For decision-making, Areazine pairs each alert with the original agency URL, the full agency name, and a timestamp so you can verify the notice against the primary source before acting on it. Tags on this item (weather, alert, FloodAlert, Somerset) map to related alerts in the same area of risk — browsing them together gives a clearer picture than any single notice alone, because the shape of an ongoing issue only becomes visible across multiple sequential alerts.
Alert Details
The Environment Agency has issued a flood alert for the Lower Tone and Parrett Moors in the Wessex area. This alert was raised on February 16, 2026, at 1:17 PM following overnight rainfall that has caused river levels to rise.
Affected Areas
The alert specifically covers the Lower Tone and Parrett Moors in Somerset. Key geographic points include the River Tone and River Parrett. Local road closures are currently in effect for Cutts Road, New Road, and the A361, as the Athelney spillway is currently running.
What You Should Do
Residents and travelers are advised to avoid driving through flood water. The Environment Agency is currently monitoring flood banks, spillways, and sluices. Pumping operations are underway at Northmoor and Saltmoor with additional mobile pumps deployed.
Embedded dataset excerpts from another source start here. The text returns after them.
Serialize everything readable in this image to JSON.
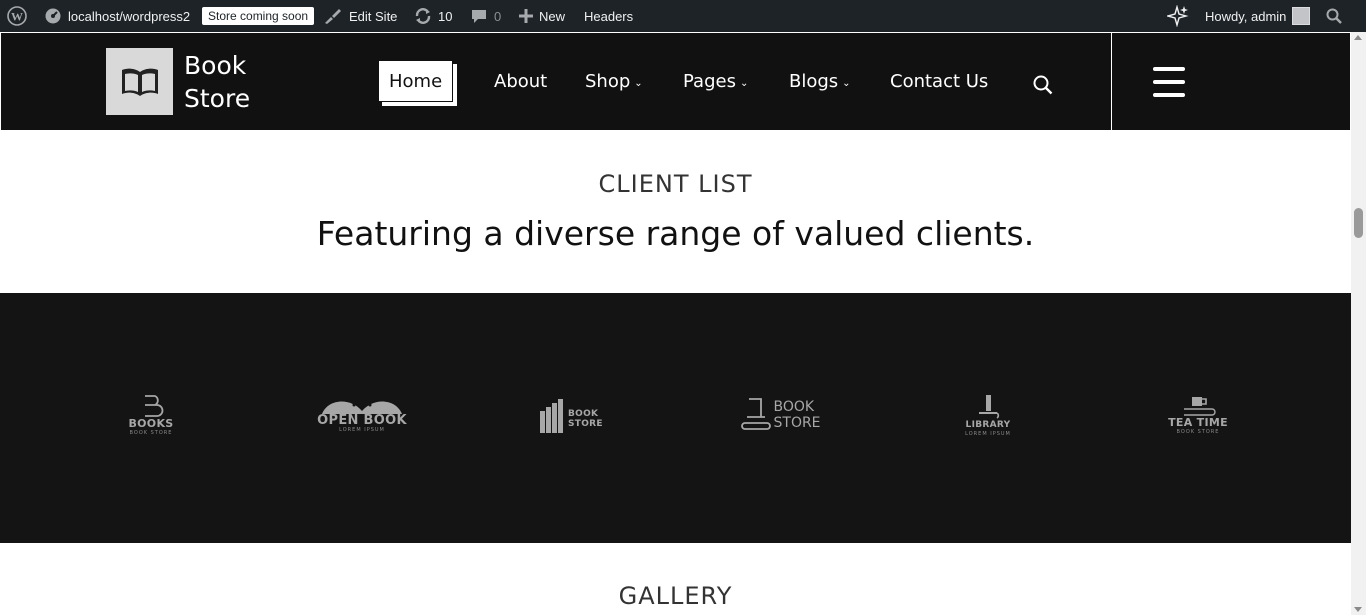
{
  "adminbar": {
    "site_url": "localhost/wordpress2",
    "store_badge": "Store coming soon",
    "edit_site": "Edit Site",
    "updates_count": "10",
    "comments_count": "0",
    "new_label": "New",
    "headers_label": "Headers",
    "howdy": "Howdy, admin"
  },
  "header": {
    "logo_line1": "Book",
    "logo_line2": "Store",
    "nav": {
      "home": "Home",
      "about": "About",
      "shop": "Shop",
      "pages": "Pages",
      "blogs": "Blogs",
      "contact": "Contact Us"
    }
  },
  "clients_section": {
    "subtitle": "CLIENT LIST",
    "heading": "Featuring a diverse range of valued clients.",
    "logos": [
      {
        "name": "BOOKS",
        "tag": "BOOK STORE",
        "icon": "b-letter-icon"
      },
      {
        "name": "OPEN BOOK",
        "tag": "LOREM IPSUM",
        "icon": "open-book-icon"
      },
      {
        "name": "BOOK STORE",
        "tag": "",
        "icon": "bookshelf-icon"
      },
      {
        "name": "BOOK STORE",
        "tag": "",
        "icon": "stacked-books-icon"
      },
      {
        "name": "LIBRARY",
        "tag": "LOREM IPSUM",
        "icon": "book-stand-icon"
      },
      {
        "name": "TEA TIME",
        "tag": "BOOK STORE",
        "icon": "tea-cup-icon"
      }
    ]
  },
  "gallery": {
    "title": "GALLERY"
  },
  "colors": {
    "adminbar_bg": "#1d2327",
    "header_bg": "#111111",
    "clients_bg": "#141414",
    "logo_gray": "#a7a7a7"
  }
}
Pumping at Currymoor is currently paused but will resume when river levels allow.
Expected Conditions
The River Tone level at the Currymoor pumping station is currently recorded at 7.42m and is rising. If the level exceeds 7.45m, water will enter Currymoor via the Hookbridge spillway. The drain level at Currymoor is stable at 7.38m. Heavy showers are expected to persist through Monday before clearing.
Timeline
The alert is effective as of February 16, 2026. Showers are forecast to clear through Monday evening, followed by a largely dry day on Tuesday, February 17. More unsettled conditions are expected later in the week. The Environment Agency will provide an updated message by 1:00 PM on February 17, 2026.